Paul, by his own admission of “loss and gain” did not recognize that God’s Law, God’s sovereignty, God’s love, was not fulfilled on the scroll, or in the tradition of righteousness, but that it was fulfilled in the life, death, and resurrection of the only true Son of God.
Let me say that again, because this is true for everyone:
Whether you are a 1st Century Hebrew’s Hebrew like Paul
Or a 21st Century Canadian’s Canadian
Or a devout and committed Christian of any age.
God’s righteousness, God’s Law, God’s purpose for humanity is fulfilled completely in Christ’s life, death, resurrection, and coming again; it is fulfilled not in the righteous life we boast about, not in our pedigree, not in our resume of accomplishments, rather, it is (and has been already) completely fulfilled in Christ’s love for us displayed on the cross.
In his early life, Paul, like all of us, did his best to live into the values of his community.

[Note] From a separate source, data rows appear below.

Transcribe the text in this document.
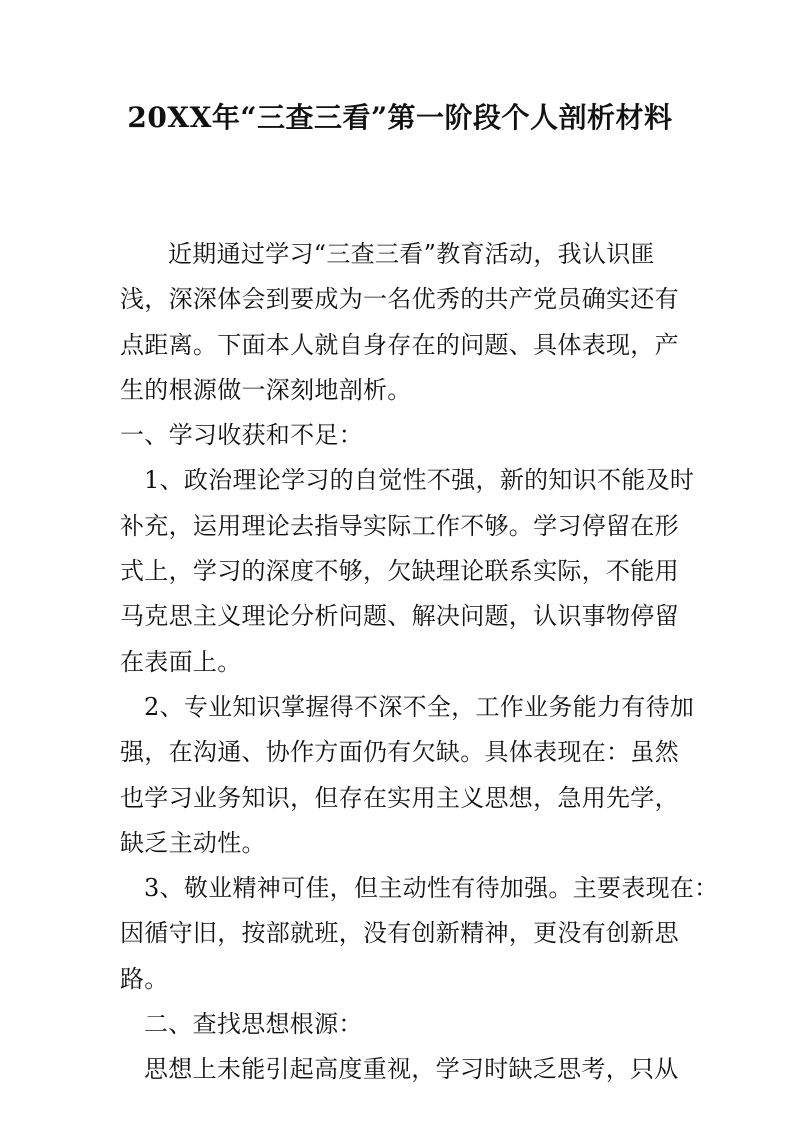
20XX年“三查三看”第一阶段个人剖析材料
近期通过学习“三查三看”教育活动，我认识匪
浅，深深体会到要成为一名优秀的共产党员确实还有
点距离。下面本人就自身存在的问题、具体表现，产
生的根源做一深刻地剖析。
一、学习收获和不足：
1、政治理论学习的自觉性不强，新的知识不能及时
补充，运用理论去指导实际工作不够。学习停留在形
式上，学习的深度不够，欠缺理论联系实际，不能用
马克思主义理论分析问题、解决问题，认识事物停留
在表面上。
2、专业知识掌握得不深不全，工作业务能力有待加
强，在沟通、协作方面仍有欠缺。具体表现在：虽然
也学习业务知识，但存在实用主义思想，急用先学，
缺乏主动性。
3、敬业精神可佳，但主动性有待加强。主要表现在：
因循守旧，按部就班，没有创新精神，更没有创新思
路。
二、查找思想根源：
思想上未能引起高度重视，学习时缺乏思考，只从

To be righteous, to honour God and nation, to follow the Law. However, it was not until his life was interrupted by Christ’s blinding Truth that he learned to turn and embrace life in the middle.

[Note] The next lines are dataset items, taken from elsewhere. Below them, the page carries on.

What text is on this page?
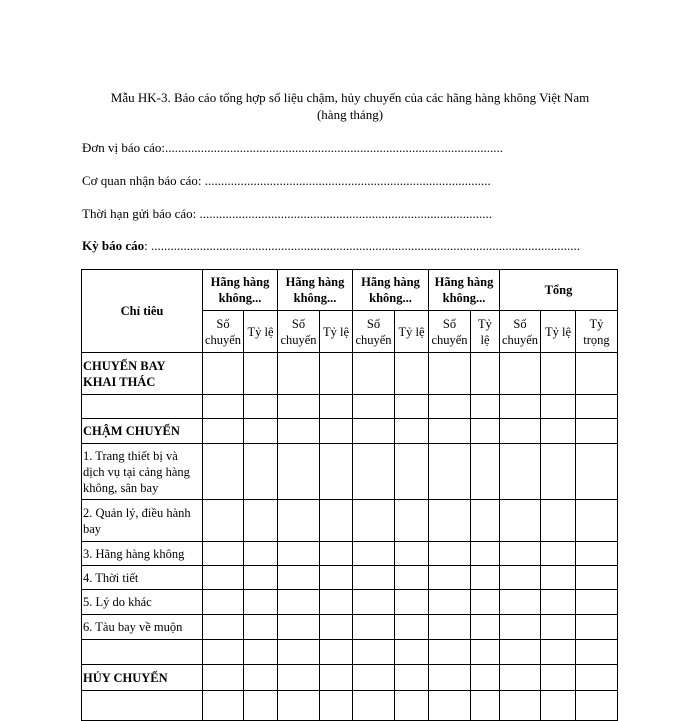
Mẫu HK-3. Báo cáo tổng hợp số liệu chậm, hủy chuyến của các hãng hàng không Việt Nam
(hàng tháng)
Đơn vị báo cáo:........................................................................................................
Cơ quan nhận báo cáo: ........................................................................................
Thời hạn gửi báo cáo: ..........................................................................................
Kỳ báo cáo: ....................................................................................................................................
Chỉ tiêu	Hãng hàng không...		Hãng hàng không...		Hãng hàng không...		Hãng hàng không...		Tổng		
	Số chuyến	Tỷ lệ	Số chuyến	Tỷ lệ	Số chuyến	Tỷ lệ	Số chuyến	Tỷ lệ	Số chuyến	Tỷ lệ	Tỷ trọng
CHUYẾN BAY KHAI THÁC											

CHẬM CHUYẾN											
1. Trang thiết bị và dịch vụ tại cảng hàng không, sân bay											
2. Quản lý, điều hành bay											
3. Hãng hàng không											
4. Thời tiết											
5. Lý do khác											
6. Tàu bay về muộn											

HỦY CHUYẾN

That God’s Law, given to the people of Israel thousands of years ago in the deserts outside Egypt, may have been written on Moses’ stone tablets, but it was fulfilled in the flesh and blood of a Rabbi from Nazareth.
That for all of the beautiful words of David and Solomon, from the great kings of old, to the later prophets, that the object of David’s love for God was not a scroll or a hierarchy of priestly pharisees, but that it was in-fact the man these same pharisees had put to death.
A man who, on the very night he was betrayed, took bread and wine and invited his friends to take part in His heavenly banquet.
What could it have meant?
What could it have meant to Paul that the True Way, the Way of Christ he was now following would take the rest of his life and more. That it would invite him to live in the middle, to replace gain with loss and loss with gain.
And that even more than that, that he, one who was a persecutor of Christ’s church ended up becoming called by God to be the Way’s greatest advocate?
Not despite his old life. But even through it. That God, in His infinite grace and ability to redeem all things, brought up Paul as one who would tell all he could that the same Jesus killed on the cross, the same Jesus scorned and hated by he and his fellow Law-followers, was in-fact the living, dying, and resurrected fulfillment of that Law.
Friends, the Good News this morning is that whether we believe we are on The Way of Christ or not.
Whether we have fully embraced the “immigrant feeling” of following Christ.
Or whether we are still now clinging to our treasures on earth, denying every reason to give them up and regard them as loss.
The Good News is that Christ is seeking and calling each one of us. Whoever we are. Wherever we are on the journey, even if we haven’t yet started.
Christ is reaching out to each of us.
With the simple elements of bread and wine.
Inviting us to journey on the Way; to begin again, or just to begin; to find out who we really are, and whose, and to learn that by losing everything, we will in-fact gain infinitely more.